If conversion succeeds, the converted value is marked as the component's converted value.

It is important to note that converters actually do double duty; they convert Strings to the target data types (as is the case in this phase),
and they convert the target data type to a String (which is required during Render Response to write out the HTML response.)


If conversion succeeded for all the components in the current tree, JSF asks each UIInput to validate this converted value.

Unlike the search for a converter, the search for a validator is cumulative.
I.e., validation is delegated to all validators that are attached to this component, and all must agree before the component is marked as being valid.
Validators can be attached to a component via multiple mechanisms.
E.g., a component's required attribute causes an implicit validator to be attached;
its validator attribute takes a binding that points to a validator method;
and validators can be attached using nested f:validate actions.

If any of the validators in that stack detects a problem with the component's converted value,
it will throw a ValidatorException with an appropriate FacesMessage, which is then added to the FacesContext message queue,
and the component is marked as invalid by setting its valid property to false.
JSF then skips to Render Response to notify the user of the validation error.

If the validation process succeeds, the converted value is marked as the component's local value.
If the local value has changed, the component also generates a ValueChangeEvent.

If any event handler or validate() method calls responseComplete(), processing of the current request is terminated after this phase is completed;
and if it calls renderResponse(), JSF skips to Render Response once this phase is completed.


§ Value binding: Unified Expression Language syntax can be used to define the bean attribute to which a particular component is bound.
Note that the expression may be several levels deep, if referencing a property of a property of a bean, etc.

Important activities in this phase:

Beans are connected to components via JSF EL expressions.
These expressions are usually value binding expressions that indicate a managed bean in one of the servlet scopes,
and a setter that references the desired property to which the value should be transferred.

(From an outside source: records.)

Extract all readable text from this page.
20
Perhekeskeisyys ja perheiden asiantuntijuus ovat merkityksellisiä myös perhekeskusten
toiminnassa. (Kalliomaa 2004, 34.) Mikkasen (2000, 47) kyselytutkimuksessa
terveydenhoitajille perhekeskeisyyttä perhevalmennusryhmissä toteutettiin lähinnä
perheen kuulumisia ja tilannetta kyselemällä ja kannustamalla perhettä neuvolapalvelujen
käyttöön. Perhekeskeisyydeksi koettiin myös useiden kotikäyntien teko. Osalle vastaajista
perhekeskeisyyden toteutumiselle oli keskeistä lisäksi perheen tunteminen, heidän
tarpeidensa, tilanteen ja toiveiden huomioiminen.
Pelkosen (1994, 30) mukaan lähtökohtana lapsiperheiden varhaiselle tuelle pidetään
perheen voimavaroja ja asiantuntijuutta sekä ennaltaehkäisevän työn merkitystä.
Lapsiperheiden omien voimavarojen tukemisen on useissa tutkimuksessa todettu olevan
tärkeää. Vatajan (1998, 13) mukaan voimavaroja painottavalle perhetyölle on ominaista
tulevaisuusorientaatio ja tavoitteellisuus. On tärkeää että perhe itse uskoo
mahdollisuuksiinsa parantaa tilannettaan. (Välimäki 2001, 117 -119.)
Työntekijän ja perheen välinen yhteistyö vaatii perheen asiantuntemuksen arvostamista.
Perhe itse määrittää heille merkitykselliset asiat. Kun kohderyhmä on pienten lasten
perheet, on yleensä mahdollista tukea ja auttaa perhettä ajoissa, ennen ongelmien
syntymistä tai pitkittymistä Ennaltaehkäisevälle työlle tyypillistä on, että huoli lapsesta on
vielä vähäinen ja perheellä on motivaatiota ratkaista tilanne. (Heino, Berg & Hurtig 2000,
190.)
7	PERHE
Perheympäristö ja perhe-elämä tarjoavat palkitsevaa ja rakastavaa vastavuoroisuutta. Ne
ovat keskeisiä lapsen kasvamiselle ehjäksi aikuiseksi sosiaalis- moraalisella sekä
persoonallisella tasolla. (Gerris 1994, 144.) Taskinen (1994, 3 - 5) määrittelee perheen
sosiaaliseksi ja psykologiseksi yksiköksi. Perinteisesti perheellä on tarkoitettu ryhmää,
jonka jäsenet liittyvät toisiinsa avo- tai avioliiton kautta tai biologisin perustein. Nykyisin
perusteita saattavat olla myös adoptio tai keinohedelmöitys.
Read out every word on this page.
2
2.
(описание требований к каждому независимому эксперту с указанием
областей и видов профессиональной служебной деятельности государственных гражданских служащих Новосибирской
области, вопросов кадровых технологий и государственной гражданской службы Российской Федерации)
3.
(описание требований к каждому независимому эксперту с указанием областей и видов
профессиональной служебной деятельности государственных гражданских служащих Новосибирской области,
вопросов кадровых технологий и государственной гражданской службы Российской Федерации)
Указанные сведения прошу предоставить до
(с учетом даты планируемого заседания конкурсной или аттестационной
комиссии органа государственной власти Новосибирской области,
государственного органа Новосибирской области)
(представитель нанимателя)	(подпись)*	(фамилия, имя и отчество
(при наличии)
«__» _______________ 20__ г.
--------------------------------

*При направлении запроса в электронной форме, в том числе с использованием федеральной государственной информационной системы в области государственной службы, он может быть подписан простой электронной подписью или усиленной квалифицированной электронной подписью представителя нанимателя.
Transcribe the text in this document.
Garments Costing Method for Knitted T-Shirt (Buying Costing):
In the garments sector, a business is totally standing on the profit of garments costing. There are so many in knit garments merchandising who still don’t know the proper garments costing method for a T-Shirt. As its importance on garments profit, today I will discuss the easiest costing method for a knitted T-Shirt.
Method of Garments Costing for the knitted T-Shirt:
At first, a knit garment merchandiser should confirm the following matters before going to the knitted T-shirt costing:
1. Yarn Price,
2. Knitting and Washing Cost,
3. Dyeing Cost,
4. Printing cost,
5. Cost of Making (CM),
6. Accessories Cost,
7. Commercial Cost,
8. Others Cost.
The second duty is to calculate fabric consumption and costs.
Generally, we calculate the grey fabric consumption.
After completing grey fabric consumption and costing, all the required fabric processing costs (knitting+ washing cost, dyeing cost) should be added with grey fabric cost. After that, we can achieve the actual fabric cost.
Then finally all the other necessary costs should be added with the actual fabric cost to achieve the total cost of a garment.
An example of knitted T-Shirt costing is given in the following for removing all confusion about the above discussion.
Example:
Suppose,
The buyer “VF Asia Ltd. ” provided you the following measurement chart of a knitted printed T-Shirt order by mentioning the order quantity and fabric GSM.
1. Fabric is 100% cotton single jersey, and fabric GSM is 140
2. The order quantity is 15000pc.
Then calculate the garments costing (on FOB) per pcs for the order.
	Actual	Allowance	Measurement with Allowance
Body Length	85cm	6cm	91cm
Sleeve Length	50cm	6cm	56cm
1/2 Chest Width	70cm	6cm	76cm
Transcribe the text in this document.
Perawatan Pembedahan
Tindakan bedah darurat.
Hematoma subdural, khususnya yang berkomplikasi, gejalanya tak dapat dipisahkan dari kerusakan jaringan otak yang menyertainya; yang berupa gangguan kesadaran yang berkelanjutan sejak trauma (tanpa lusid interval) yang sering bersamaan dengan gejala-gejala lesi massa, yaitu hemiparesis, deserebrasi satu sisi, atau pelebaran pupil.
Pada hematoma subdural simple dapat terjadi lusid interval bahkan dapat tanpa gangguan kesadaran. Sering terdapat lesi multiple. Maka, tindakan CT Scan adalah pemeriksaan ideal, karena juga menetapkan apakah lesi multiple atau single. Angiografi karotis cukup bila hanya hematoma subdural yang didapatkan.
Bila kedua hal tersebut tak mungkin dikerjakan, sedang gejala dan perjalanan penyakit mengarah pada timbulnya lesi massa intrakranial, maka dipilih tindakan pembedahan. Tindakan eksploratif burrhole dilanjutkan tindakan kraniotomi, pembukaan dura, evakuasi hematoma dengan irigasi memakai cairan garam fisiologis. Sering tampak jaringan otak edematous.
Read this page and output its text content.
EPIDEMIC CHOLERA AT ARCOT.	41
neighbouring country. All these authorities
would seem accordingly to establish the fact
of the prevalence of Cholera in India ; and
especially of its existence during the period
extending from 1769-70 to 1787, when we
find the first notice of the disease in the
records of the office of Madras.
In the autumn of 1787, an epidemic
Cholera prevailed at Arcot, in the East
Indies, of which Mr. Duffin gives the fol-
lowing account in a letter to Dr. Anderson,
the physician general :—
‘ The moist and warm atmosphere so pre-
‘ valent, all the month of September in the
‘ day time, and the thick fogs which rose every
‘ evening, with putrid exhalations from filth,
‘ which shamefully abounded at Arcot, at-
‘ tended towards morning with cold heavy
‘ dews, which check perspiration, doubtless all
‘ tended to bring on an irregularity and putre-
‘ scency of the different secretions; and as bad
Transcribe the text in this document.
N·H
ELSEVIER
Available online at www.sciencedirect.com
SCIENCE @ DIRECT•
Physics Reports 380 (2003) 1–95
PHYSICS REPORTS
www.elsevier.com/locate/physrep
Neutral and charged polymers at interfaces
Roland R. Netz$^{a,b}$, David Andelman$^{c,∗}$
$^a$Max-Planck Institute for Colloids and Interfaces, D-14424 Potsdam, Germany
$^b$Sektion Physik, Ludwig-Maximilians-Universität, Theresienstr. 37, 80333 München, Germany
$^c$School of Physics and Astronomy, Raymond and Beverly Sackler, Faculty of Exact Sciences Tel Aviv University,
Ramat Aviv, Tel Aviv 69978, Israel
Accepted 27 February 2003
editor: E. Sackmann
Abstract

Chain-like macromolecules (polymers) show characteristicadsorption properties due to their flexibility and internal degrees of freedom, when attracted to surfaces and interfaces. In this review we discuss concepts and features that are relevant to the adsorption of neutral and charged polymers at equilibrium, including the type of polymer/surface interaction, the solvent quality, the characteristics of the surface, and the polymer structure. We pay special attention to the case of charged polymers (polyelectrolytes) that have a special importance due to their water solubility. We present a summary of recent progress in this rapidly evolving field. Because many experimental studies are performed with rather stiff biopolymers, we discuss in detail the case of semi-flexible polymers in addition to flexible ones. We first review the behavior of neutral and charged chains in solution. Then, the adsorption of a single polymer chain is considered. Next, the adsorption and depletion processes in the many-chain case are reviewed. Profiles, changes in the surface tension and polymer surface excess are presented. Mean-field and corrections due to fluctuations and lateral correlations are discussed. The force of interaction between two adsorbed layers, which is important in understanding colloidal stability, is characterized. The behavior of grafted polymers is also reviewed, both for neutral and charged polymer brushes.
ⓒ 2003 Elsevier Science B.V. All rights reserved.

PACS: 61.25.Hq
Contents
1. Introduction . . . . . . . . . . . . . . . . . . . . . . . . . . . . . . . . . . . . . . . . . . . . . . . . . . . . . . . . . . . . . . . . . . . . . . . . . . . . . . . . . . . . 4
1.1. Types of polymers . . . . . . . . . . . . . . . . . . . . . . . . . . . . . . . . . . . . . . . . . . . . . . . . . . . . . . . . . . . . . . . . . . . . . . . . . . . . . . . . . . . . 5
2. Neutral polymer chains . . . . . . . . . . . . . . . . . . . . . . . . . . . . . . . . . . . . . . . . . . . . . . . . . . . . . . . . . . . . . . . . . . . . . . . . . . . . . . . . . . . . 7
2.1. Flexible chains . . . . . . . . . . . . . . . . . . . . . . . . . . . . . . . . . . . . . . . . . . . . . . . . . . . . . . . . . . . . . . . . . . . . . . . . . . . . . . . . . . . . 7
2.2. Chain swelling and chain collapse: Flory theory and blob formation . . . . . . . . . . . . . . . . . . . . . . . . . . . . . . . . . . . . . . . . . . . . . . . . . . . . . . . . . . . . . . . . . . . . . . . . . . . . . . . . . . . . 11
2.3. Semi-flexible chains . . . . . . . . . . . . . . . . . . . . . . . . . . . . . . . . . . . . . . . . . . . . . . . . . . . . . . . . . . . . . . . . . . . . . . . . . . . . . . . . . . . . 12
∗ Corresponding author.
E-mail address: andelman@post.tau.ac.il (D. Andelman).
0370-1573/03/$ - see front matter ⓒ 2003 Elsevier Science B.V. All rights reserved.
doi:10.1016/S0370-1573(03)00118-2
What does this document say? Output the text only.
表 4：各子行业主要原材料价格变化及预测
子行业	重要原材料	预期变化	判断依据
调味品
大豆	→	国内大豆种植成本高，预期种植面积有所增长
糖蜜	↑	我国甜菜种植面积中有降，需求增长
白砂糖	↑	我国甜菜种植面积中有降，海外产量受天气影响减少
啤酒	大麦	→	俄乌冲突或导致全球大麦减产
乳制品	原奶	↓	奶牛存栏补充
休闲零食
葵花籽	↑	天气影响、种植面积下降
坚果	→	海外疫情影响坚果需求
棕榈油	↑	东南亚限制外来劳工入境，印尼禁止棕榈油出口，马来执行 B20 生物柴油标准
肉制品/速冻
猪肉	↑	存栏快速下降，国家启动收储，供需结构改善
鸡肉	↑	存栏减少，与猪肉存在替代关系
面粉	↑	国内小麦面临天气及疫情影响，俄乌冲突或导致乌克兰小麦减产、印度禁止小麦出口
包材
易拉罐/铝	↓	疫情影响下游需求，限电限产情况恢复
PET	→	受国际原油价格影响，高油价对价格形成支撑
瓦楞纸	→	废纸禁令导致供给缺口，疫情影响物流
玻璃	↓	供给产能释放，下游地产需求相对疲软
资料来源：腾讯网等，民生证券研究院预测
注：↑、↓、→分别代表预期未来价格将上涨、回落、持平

If update fails, a message is queued via FacesContext.addMessage(), and the component is marked as invalid. FacesServlet then skips to Render Response to notify the user of input errors.


§ Action Listener:
A command component (a button or a link) can be associated with handlers via (in order of preference)
its action attribute, its actionListener attribute, or via nested actionListener actions.

All of these action listeners will be invoked when this component is clicked.
The action attribute binding is special in that it is handled by the JSF default ActionListener which also invokes the
default NavigationHandler to navigate to the next view.
The actionListener binding is special since it lets you access the component that fired the event.
The nested actionListener actions are special because they let you bind multiple action listeners to a particular component.

Now that the backing beans and model objects are up-to-date, JSF broadcasts the queued ActionEvents by invoking the registered action listeners
for each component. This is a safe point at which to invoke these listeners because the other components in the tree have picked up and validated
their values. Note that listeners for immediate action events are notified earlier in the cycle because they are designed to handle events that
will skip the validation phase, such as a Cancel button.

For an action method binding, after the action listeners are invoked; the default action listener invokes the NavigationHandler to choose the next page.
If no action method is registered, the default action listener simply redisplays the current view.